Nous ne pouvons oublier les spectacles comme Kement Tu ou encore Honneur au fest-noz et bien d’autres mais nous y reviendrons par la suite.
LES CONFERENCES
Loin de la cohue ont lieu durant le festival des conférences proposées à la chambre de Commerce. Cette année, des interventions très intéressantes ont eu lieu, comme les conférences sur l’Ecosse qui balayant les sujets culturels et historiques ont cependant laissé plusieurs participants sur leur faim. Mais ces conférences ayant vocation à s’adresser à tous, il est compréhensible de ne pas entrer en profondeur, laissant libre celui qui veux d’aller creuser plus avant. Soulignons aussi la conférence très suivie de Roland Becker sur Joseph Mahé et l’ouvrage qu’il a consacré au collectage du chanoine breton que tout musicien attaché au patrimoine musical breton devrait connaître.
LE OFF
D’excellents groupes se produisent à travers la ville durant ces 10 jours. Evidemment, les incontournables du off sont la Tavarn ar Roue Morvan et La Truie et sa portée qui par leur programmation de grande qualité font honneur au Festival Interceltique. Et cela équilibre avec ceux qui se pensent musiciens et compensent la qualité par les décibels, couvrant parfois d’autres groupes sensiblement meilleurs ou provoquant occasionnellement une certaine cacophonie. Sans compter les groupes qui n’ont rien à voir musicalement parlant avec le thème interceltique. Il existe assez de variété musicale dans les groupes à inspiration celtique pour contenter tout le monde, sans avoir besoin d’aller piocher dans des styles totalement en décalage.
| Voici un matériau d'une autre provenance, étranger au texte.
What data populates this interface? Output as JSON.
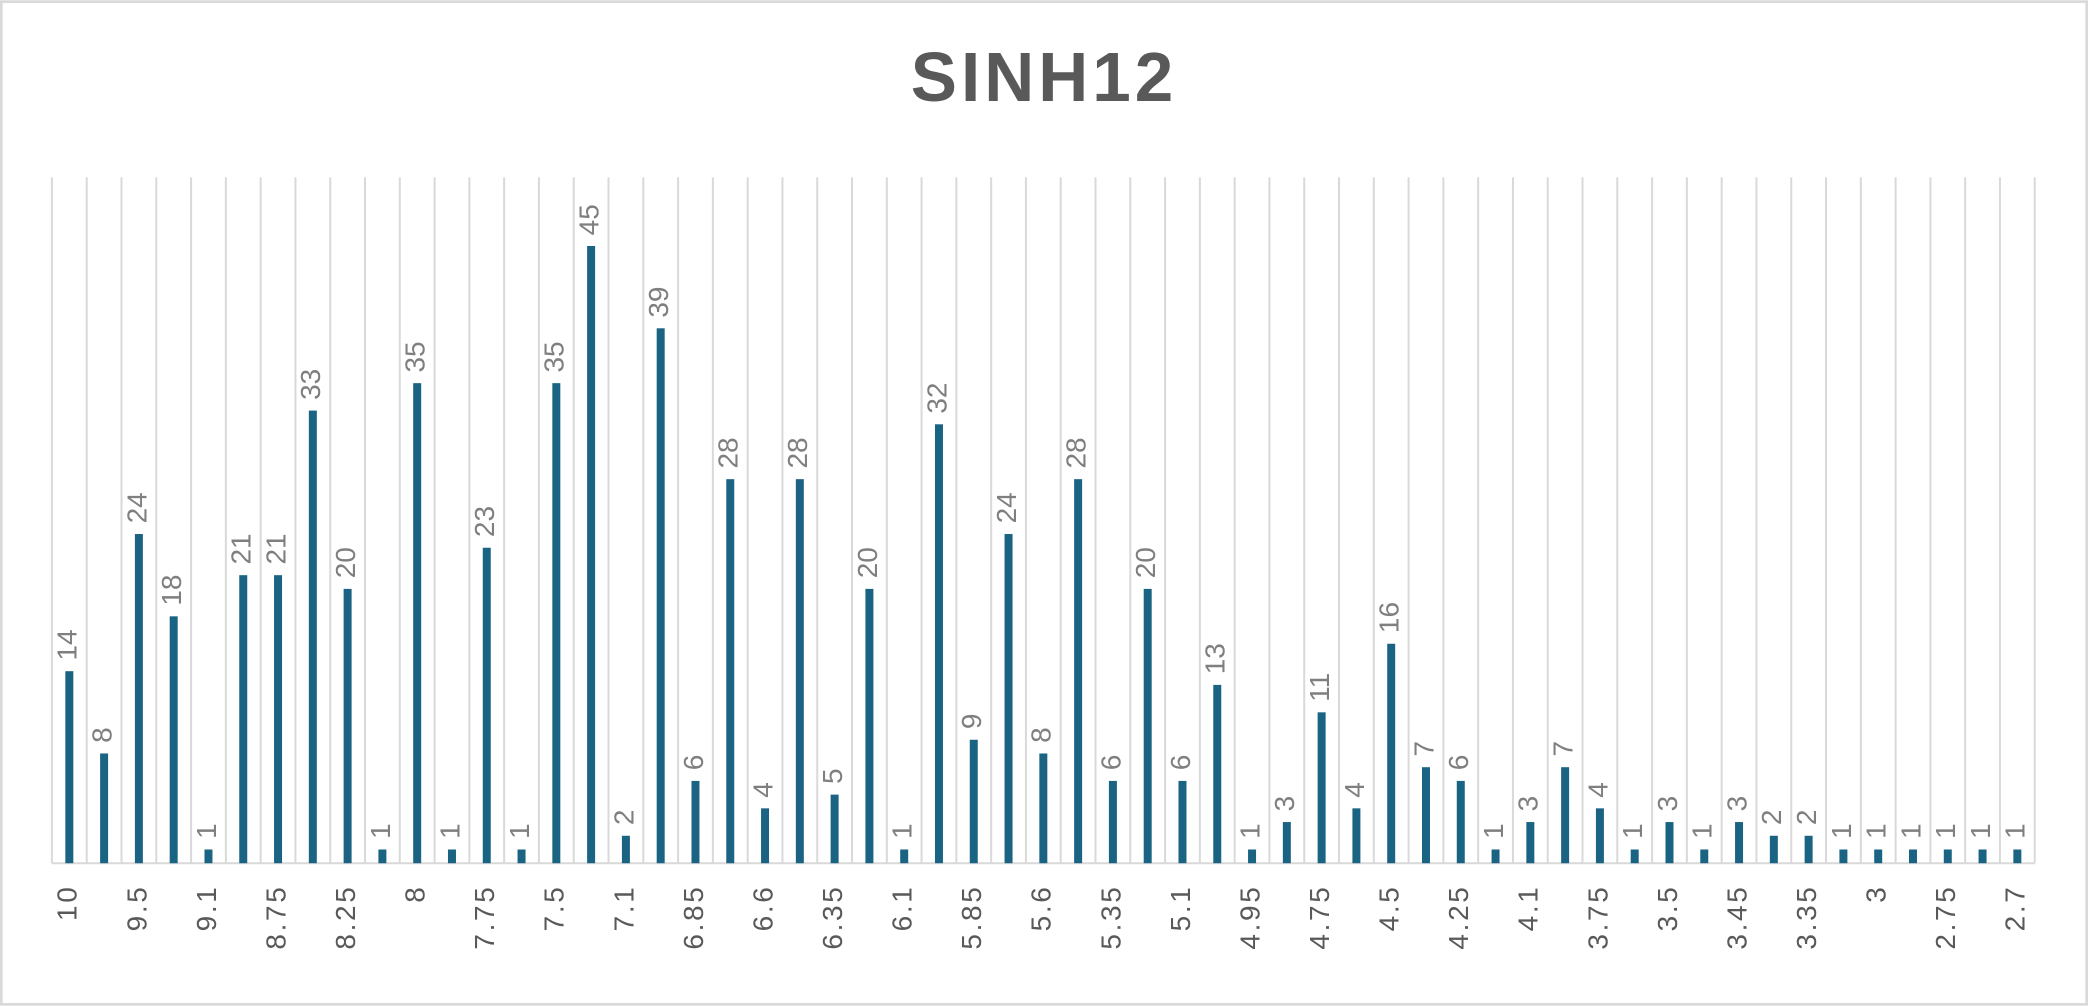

Il y a aussi cette veillée mariale proposée par la paroisse Notre-Dame des Victoires, la mission étudiante Morbihan (MEMO) et les Gedourion à l’église Saint-Louis qui, après les concerts officiels de chants et musiques sacrées des pays celtes, invitait les festivaliers à un moment d’intériorité et de prière devant le Saint-Sacrement, avec de la musique et des chants en français, latin, et breton, prélude à la grand’messe en breton qui cette année encore a attiré beaucoup de monde. Nous y reviendrons.